Canonical Bets on ntpd-rs — a Rust Rewrite Set to Become Ubuntu’s Default Time Sync

Canonical wants ntpd-rs, a memory-safe Rust rewrite of the Network Time Protocol, to become Ubuntu’s default time synchronization client and server. To push that goal along, Canonical has become a Gold Sponsor of the Trifecta Tech Foundation — the non-profit behind ntpd-rs — committing €40,000 a year to fund its memory-safe software work.

The Roadmap

Canonical’s plan is staged rather than sudden:

ReleaseWhat happens
Ubuntu 26.10 (October 2026)ntpd-rs available for testing
Ubuntu 27.04ntpd-rs becomes the default time sync client and server
EventuallyReplaces chrony, linuxptp, and gpsd for time-syncing use cases

That last point comes from Jon Seager, Ubuntu VP of Engineering, who has laid out ntpd-rs as a single Rust-based replacement for several long-standing C tools.

What Actually Changes (and What Doesn’t)

Your Ubuntu machine keeps its clock accurate by checking in with time servers over the internet using NTP. That doesn’t change — the goal is still simply to keep time in sync. What changes is the daemon doing the work: swapping a C implementation for a memory-safe Rust one.

This follows Ubuntu’s 25.10 time-sync overhaul, which replaced systemd-timesyncd with Chrony and added Network Time Security (NTS) to authenticate time servers. The ntpd-rs move is driven by the same security motive — but instead of layering protections on top, it replaces the daemon itself. Since an NTP service parses untrusted data from the network, Rust’s memory-safety guarantees (famed, and by some accounts overhyped) are especially valuable here.

Why Fund the Foundation

The €40,000 annual sponsorship helps the Trifecta Tech Foundation ensure the long-term security and reliability of its memory-safe projects. Chair Erik Jonkers says the money supports continued work on ntpd-rs and its surrounding pieces — including AppArmor rules.

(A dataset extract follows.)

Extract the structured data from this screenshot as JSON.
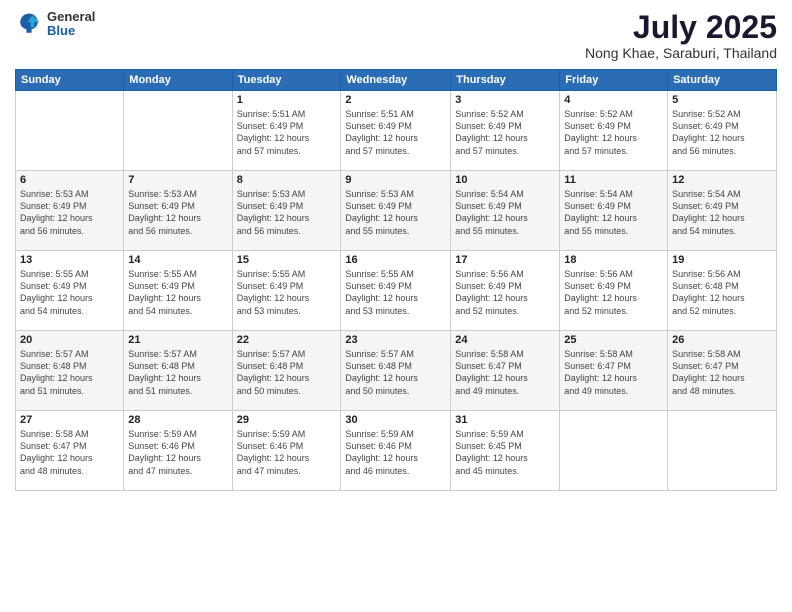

This isn’t a first date. Canonical already co-sponsored sudo-rs, the Rust-based sudo replacement that became the system default in Ubuntu 25.10 and carried into the 26.04 LTS release in April. Seager says Canonical is “excited to deepen our already productive relationship with the Trifecta Tech Foundation to make these transitions viable for the wider ecosystem.”

The Takeaway

Like the sudo-rs switch before it, the move to ntpd-rs will be invisible in day-to-day use — your clock will just keep ticking. But it’s another concrete step in Ubuntu’s broader “oxidising” effort: methodically replacing foundational C utilities with memory-safe Rust ones, and putting real money behind the upstream projects that make it possible. Whether or not you think Rust’s safety benefits are overstated, Canonical clearly considers them worth both the effort and the expense.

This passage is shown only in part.